Esse aperto de fiscalização e mesmo um maior rigor no combate à sonegação, são fatos positivos e devem ser incentivados pelas pessoas de bem, como adiante demonstramos.

Nossa carga tributária já está se aproximando do limite do insuportável, quase a 40% do IPI, e isso prejudica nossa economia. No entanto, o país necessita de recursos para os investimentos necessários com saúde, educação, infraestrutura etc.

Reduzir despesas de custeio (funcionários, por exemplo) seria muito bom, mas é difícil, não só em face de problemas legais, mas principalmente diante das características do país. Se queremos uma democracia que funcione, temos que arcar com seu custo. Dizem que isso custa muito, mas sua falta custa muito mais. Ninguém pode avaliar corretamente o prejuízo que já sofremos quando nossas instituições democráticas não estavam funcionando. 

Este é um país onde há muito  que fazer, além de consertar o que foi mal feito e terminar o que ainda está inacabado. Para isso precisamos de recursos financeiros. Se não é possível aumentar os impostos, mas ao contrário precisamos reduzi-los, não podemos permitir sonegação e devemos punir a corrupção.

Aliás, quando se fala em punir corrupção, não basta demitir ou mesmo prender o corrupto, mas também é indispensável recuperar aquilo que foi desviado do patrimônio público. Quem roubou tem que devolver.

Tem mais: devemos reconhecer que a complexidade de nosso sistema tributário permite, favorece e estimula discussões intermináveis sobre sua legitimidade, forma de recolhimento, alcance etc. Para acabar com tais dificuldades, temos que torna-lo menos complexo.

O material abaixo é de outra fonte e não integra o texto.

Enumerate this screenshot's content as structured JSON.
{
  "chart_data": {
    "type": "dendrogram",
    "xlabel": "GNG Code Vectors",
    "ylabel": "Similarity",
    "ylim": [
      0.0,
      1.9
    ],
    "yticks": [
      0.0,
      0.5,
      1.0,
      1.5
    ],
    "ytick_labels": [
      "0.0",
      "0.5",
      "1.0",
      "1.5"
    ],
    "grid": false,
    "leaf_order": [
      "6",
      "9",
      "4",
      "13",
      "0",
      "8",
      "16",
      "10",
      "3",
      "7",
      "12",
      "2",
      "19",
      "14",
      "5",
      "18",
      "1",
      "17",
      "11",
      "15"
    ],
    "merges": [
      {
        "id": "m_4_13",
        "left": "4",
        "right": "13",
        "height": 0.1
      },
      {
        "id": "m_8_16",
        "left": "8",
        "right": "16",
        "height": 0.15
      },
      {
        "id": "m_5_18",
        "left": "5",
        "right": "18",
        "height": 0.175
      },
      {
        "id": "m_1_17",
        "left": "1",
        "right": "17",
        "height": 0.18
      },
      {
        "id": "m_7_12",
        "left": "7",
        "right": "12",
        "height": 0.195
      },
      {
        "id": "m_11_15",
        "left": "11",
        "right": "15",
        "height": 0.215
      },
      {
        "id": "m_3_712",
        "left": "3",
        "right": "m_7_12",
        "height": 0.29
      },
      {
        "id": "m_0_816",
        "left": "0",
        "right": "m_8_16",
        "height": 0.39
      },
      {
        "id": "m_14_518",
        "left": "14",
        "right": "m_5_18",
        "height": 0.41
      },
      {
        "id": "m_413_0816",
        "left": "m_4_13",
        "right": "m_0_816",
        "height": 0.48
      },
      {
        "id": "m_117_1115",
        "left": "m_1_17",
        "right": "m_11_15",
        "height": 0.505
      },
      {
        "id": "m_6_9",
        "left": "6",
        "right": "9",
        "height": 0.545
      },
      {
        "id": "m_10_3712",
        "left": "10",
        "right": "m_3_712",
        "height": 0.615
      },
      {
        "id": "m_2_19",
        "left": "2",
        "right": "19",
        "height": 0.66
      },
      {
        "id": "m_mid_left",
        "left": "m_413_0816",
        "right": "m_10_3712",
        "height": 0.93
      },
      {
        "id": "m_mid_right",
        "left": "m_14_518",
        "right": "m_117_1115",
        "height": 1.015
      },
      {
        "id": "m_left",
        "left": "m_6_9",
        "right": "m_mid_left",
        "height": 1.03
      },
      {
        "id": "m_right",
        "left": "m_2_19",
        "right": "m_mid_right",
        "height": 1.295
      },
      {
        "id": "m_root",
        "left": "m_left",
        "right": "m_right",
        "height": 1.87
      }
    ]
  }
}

Temos hoje dois impostos de valor agregado sobre o consumo, o que é inviável numa economia sadia.

O IPI foi implantado em 1967 (com a EC 18/65) para substituir o antigo Imposto sobre o Consumo, trazendo como novidade o princípio da não cumulatividade, que garantia créditos nas entradas dos produtos e matérias primas que integravam o processo industrial. Suas alíquotas variam conforme a essencialidade dos produtos.

O então ICM, também criado pela EC 18 e em vigor a partir de 1967, tinha alíquotas fixas, que não variavam a não ser em relação ao destino das mercadorias (para operações internas ou interestaduais) e com a CF de 1988 passou a denominar-se ICMS, incorporando alguns serviços não alcançados pelo ISS, como os de transporte, telecomunicações e eletricidade. Com isso, suas alíquotas chegaram a até 25% (que no caso da eletricidade chega a 33% por causa da formula de cálculo), tornando-se o imposto de maior arrecadação do país, de competência dos estados e de cuja receita os municípios recebem 25%.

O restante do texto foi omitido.